A different kind of love

I have a neighbor I really like – a lovely woman with no children of her own, but a dedicated Aunt to her out-of-town nieces and nephews. She’s always so kind to my kids when she sees them. Then later, when we have some time alone in the elevator or at a neighbor’s potluck, she never hesitates to rave about Thalia and how absolutely fabulous she is. “Oh, I’m sure Sage is nice too,” she’ll add, “but THALIA well, wow. What a great kid!”

And Nate and I kind of pinch each other under the table and gently remind her that you know, we are the parents of both of them right? We don’t actually pick favorites. That you know of.

It’s always interesting to me to see who relates to Sage. Thalia is easy. The good girl–save for the typical four year-old tantrumy, bratty, chicken nuggets are STUPID stuff–but generally she’s a happy kid. Let’s say she skips a lot.

Sage however, is the one who will break my heart. She’s tough, she’s independent, she’s not the child who automatically laughs at your jokes or who will pander for your love. You have to earn her affection, and when you do, it’s worth the effort. It makes her a 2.5 year old you can respect, in my book. 

Where Thalia wakes up happy, Sage wakes up grunting. Where Thalia will run up and whisper You are the best mommy I ever had in my ear, Sage will run up and whisper Don’t call me Sage, my name is Max.
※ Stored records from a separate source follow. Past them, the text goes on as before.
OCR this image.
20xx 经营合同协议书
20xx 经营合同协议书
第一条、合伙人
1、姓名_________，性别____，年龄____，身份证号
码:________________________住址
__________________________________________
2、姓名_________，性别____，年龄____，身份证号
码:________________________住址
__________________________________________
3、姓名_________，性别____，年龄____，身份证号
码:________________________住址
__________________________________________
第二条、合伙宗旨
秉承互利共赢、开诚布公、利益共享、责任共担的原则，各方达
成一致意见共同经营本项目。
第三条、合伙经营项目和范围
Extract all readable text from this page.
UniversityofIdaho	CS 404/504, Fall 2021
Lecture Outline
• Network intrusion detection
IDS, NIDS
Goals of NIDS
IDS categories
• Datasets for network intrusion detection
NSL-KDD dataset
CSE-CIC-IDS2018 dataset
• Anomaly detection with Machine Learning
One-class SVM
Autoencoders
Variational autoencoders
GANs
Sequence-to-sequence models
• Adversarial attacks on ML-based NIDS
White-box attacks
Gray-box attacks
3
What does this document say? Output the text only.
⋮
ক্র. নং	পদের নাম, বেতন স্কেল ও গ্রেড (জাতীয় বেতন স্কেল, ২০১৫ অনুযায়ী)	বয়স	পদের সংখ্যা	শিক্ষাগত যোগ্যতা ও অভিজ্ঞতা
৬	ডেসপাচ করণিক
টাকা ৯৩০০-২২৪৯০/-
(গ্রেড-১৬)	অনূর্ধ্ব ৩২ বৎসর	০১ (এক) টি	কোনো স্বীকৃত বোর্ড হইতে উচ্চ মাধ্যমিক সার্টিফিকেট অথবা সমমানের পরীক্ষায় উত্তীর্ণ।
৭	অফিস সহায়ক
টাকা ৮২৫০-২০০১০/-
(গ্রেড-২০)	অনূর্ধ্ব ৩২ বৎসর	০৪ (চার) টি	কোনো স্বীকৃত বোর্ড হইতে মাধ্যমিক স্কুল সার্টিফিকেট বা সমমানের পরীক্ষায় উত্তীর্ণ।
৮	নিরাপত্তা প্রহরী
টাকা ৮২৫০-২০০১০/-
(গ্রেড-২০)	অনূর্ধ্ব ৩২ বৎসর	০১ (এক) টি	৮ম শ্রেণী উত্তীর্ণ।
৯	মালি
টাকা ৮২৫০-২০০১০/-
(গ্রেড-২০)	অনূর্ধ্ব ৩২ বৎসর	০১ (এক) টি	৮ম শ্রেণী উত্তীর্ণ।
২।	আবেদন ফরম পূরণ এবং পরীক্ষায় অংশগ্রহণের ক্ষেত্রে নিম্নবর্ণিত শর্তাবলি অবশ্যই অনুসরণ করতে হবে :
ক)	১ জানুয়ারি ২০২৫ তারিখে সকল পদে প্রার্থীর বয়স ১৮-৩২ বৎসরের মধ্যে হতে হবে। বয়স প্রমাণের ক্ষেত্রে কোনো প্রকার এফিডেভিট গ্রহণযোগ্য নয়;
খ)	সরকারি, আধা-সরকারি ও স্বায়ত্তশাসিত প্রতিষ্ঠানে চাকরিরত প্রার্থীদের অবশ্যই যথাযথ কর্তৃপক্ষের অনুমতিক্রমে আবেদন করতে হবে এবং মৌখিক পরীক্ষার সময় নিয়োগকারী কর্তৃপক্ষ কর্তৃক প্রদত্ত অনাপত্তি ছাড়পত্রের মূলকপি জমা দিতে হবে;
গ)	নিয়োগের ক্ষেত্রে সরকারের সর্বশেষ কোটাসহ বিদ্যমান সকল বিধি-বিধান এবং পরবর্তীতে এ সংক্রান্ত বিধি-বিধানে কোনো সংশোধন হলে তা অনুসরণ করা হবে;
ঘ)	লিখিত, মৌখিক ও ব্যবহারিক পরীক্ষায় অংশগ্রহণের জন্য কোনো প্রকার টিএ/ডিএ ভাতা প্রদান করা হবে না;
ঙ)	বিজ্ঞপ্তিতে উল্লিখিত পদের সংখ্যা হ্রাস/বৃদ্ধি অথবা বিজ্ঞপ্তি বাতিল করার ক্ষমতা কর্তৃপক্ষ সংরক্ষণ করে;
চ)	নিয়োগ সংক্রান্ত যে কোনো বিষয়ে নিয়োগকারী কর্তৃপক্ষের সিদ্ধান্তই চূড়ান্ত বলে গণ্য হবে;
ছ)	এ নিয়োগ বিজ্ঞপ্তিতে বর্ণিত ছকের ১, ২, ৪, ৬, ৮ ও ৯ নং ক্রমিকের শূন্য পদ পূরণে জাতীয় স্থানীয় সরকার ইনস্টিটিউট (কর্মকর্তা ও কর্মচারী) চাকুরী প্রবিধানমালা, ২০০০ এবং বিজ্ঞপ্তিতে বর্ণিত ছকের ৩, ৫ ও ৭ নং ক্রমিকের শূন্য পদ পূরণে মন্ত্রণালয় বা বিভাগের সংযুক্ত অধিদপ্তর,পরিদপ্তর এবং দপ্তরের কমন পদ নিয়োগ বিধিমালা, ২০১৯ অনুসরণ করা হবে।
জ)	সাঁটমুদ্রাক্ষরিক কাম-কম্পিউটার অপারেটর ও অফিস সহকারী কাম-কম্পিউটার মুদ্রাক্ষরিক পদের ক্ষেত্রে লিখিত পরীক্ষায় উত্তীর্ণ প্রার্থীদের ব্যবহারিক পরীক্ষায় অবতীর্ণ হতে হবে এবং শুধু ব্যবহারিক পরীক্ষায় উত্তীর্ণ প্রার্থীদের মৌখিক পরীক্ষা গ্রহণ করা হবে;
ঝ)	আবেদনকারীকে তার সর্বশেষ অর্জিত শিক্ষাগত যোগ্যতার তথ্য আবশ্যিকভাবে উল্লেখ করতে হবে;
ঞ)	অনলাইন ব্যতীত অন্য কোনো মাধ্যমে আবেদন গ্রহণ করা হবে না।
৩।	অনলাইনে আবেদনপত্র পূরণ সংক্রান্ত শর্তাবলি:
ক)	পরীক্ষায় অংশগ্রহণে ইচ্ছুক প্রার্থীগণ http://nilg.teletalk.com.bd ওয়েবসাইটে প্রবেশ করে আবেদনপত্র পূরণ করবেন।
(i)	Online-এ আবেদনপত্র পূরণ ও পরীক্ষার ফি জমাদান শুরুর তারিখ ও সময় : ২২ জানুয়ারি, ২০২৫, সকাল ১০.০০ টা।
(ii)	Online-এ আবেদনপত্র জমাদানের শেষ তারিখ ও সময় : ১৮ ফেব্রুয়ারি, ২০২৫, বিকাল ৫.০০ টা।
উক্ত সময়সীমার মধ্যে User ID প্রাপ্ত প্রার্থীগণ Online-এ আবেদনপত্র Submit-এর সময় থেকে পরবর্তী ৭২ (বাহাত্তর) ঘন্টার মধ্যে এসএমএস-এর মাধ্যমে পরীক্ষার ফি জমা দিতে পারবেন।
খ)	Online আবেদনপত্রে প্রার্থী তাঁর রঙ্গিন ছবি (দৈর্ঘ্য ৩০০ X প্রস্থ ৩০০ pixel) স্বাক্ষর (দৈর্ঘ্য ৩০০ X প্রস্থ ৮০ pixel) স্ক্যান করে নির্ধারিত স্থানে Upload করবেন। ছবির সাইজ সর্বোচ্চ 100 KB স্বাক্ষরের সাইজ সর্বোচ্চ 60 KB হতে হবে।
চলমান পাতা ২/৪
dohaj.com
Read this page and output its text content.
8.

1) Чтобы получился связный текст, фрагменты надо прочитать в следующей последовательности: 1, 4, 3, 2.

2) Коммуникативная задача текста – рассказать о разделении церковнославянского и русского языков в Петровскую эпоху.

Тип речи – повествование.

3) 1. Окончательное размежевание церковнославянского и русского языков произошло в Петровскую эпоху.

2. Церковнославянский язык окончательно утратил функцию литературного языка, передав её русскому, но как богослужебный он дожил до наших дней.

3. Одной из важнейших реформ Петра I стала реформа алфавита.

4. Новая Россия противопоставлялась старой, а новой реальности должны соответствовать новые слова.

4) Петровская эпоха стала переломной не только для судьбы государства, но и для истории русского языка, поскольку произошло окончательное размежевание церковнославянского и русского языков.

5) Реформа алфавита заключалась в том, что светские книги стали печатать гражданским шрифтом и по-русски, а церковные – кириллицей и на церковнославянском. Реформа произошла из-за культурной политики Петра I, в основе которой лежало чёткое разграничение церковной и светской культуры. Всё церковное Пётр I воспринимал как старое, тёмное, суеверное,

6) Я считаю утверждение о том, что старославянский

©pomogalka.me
In fact, she identifies strongly with male characters and when they role play, she’s the Luke to Thalia’s Leia, the Diego to her Dora, the Peter Pan to her Wendy, the Wall-E to her Eva.

(And don’t ask me how the hell they discovered Star Wars. I guess it was a kid at school. All I know is that Thalia wants me to put her hair in side buns for school and begs me to do the R2D2 sounds.)

It’s not to say Sage completely out of touch with the feminine – sometimes Peter Pan wears a tutu and Diego, evidently, can be a princess too.  But she’s not the cuddly, effusive, affectionate, teacher’s pet of a child that Thalia is. And so I learn to accept a little less with Sage: A little less affection, a little less flying into my arms at the end of the day, a little less I love you mommy.

Not less love, just fewer expressions of it. And I admit, it leads to moments of doubt, moments where it twists my heart around to hear her say NO when I ask for a hug, or to refuse to eat cereal unless Daddy pours it.

I am still learning to accept that we have a different kind of love between us.

Last night I came home late from an emotionally brutal day at work, to find her still awake in the dark in our bed, Nate lying by her side for an hour trying to get her to sleep. (Grrrr, whole other story.)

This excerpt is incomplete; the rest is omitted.